Se vi chiedessi di immaginare un rapper, di visualizzarlo, che figura vi verrebbe in mente? Forse la maggior parte di voi penserebbe a collane e accessori vistosi, segno di uno stile di vita basato sul denaro, l’edonismo, la superficialità. E sicuramente questa ricostruzione non sarebbe sbagliata: buona parte dei rapper che ci vengono proposti dai media mainstream può essere, a torto o a ragione, inquadrata in un filone ultraconsumistico e ultracapitalistico.
Magari qualcuno di voi con un animo più romantico visualizzerebbe una figura diversa: quella del poeta rivoluzionario urbano che si oppone al sistema con le sue rime, che svela le contraddizioni della società, che oppone il suo blues di strada alla narrazione del sistema. Be, credeteci o no; sebbene sicuramente minoritaria, anche questo tipo di figura esiste ancora, in ogni latitudine. E dovunque, con caratteristiche e contenuti diversi, contribuisce a mantenere viva la lotta, la scintilla della ribellione, il dibattito all’interno di società troppo spesso stagnanti e conservatrici. Tutto ciò, spesso, non rimane senza conseguenze e senza repressione.
Su queste stesse pagine ho affrontato molto spesso il tema della libertà di parola in musica, attaccando in maniera decisa le persecuzioni giudiziarie che, ad esempio, sta subendo il rapper Pablo Hasel in Catalogna e, per fortuna in termini meno pesanti, Bakis Beks in Sardegna.
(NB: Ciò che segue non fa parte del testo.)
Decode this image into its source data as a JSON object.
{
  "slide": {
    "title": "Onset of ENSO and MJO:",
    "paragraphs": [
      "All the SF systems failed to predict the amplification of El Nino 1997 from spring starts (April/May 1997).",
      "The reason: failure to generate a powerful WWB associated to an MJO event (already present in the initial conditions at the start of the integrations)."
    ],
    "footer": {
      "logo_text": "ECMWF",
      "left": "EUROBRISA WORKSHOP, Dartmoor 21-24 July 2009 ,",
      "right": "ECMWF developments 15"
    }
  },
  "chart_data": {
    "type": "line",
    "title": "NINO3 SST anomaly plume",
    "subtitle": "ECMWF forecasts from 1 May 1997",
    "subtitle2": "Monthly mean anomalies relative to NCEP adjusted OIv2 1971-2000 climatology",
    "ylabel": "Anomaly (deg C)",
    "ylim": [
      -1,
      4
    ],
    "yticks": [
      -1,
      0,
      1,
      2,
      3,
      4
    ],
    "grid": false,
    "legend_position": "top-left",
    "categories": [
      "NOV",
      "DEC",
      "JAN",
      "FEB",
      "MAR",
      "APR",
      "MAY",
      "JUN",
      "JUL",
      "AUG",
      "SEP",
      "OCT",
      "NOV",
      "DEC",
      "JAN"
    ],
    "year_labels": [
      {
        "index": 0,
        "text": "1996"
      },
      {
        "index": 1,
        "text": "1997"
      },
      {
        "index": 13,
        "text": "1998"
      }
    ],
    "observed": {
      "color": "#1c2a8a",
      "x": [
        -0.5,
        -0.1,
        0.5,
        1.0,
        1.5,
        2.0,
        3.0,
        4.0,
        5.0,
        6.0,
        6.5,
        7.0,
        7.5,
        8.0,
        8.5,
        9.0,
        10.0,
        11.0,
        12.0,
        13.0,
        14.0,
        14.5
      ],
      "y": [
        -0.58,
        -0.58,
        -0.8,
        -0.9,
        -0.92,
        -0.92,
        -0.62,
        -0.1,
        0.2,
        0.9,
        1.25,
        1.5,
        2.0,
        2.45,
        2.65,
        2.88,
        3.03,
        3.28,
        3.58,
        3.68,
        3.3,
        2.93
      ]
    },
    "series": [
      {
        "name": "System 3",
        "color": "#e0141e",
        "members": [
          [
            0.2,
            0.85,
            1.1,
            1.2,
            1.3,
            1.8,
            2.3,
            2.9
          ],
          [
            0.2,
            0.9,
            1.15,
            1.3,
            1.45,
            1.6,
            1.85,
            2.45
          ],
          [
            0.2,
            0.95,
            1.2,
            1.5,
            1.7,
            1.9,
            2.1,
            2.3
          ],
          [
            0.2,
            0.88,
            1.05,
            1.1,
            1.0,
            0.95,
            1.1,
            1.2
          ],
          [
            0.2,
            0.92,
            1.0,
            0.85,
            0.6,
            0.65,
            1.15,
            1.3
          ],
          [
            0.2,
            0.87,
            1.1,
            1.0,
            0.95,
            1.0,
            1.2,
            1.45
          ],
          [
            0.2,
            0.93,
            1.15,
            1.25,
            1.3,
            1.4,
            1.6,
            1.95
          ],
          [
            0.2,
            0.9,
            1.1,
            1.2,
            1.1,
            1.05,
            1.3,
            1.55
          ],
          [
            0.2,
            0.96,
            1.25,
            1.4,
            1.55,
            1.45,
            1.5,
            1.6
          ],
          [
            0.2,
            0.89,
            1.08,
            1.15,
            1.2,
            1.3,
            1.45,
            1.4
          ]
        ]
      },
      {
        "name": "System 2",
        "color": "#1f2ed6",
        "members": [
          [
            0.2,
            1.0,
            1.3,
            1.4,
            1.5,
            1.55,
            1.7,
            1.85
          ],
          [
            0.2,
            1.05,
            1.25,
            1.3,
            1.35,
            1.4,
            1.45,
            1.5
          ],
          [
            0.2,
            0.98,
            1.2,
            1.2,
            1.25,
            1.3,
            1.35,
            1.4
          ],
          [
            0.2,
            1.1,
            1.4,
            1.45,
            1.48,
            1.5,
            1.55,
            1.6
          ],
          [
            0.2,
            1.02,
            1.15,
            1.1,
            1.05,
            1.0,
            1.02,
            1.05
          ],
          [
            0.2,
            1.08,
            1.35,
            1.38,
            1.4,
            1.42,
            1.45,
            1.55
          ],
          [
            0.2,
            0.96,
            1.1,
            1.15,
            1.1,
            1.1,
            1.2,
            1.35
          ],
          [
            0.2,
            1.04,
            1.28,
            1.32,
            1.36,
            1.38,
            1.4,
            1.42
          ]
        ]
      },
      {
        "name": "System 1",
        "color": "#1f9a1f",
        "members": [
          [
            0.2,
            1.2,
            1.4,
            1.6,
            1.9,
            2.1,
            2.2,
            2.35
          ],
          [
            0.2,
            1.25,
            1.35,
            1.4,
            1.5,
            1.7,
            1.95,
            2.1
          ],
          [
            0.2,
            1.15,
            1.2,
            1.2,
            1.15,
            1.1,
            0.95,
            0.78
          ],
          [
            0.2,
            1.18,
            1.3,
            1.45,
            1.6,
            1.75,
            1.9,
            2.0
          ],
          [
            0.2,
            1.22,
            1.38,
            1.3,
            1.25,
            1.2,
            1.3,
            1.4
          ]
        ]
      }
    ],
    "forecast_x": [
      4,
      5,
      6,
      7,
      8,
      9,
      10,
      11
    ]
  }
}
Se nella nostra Europa quindi già c’è poco da stare allegri, notizie ancora più gravi e preoccupanti arrivano dall’Iran, dove il regime integralista degli ayatollah ha addirittura condannato a morte il rapper Toomaj Salehi per il contenuto delle sue canzoni, per aver supportato il movimento progressista Donna Vita Libertà e per avere a più riprese denunciato le torture e i maltrattamenti subiti dai detenuti che si oppongono al sistema.
Incarcerato dal 2022, e inizialmente condannato a una già grottesca pena di 6 anni di reclusione per “corruzione”, Salehi ha la “colpa” di non essersi mai dissociato dalle coraggiose posizioni espresse, e quindi si trova oggi ad affrontare la spaventosa prospettiva del patibolo, nonostante le numerose attestazioni di solidarietà e richieste di clemenza da parte di artisti di tutto il mondo. In Italia, Amnesty International ha promosso un appello di cui sono firmatario anch’io e che potete sottoscrivere a questo link.
Ovviamente non si può essere ingenui e sperare che una raccolta di firme da sola possa servire a fermare la mano del boia. Ecco perché Amnesty sta preparando una serie di iniziative ancora più incisive, che avranno luogo a breve. Ecco perché, soprattutto, chiunque ha la possibilità di diffondere questa storia e questo appello dovrebbe farlo senza cadere nella rassegnazione o, peggio ancora, nel cinismo.
Non è il rapper stereotipo, carico di collane, pellicce e macchine rombanti ad essere osteggiato dal potere, di cui finisce per essere la scimmietta o l’utile idiota. La repressione colpisce chi lotta, chi alza la voce, chi non si conforma alle regole. Così come ha fatto Toomaj Salehi, così come vogliamo continuare a fare in tutto il mondo, senza temere la censura, il carcere o, addirittura, il nodo scorsoio.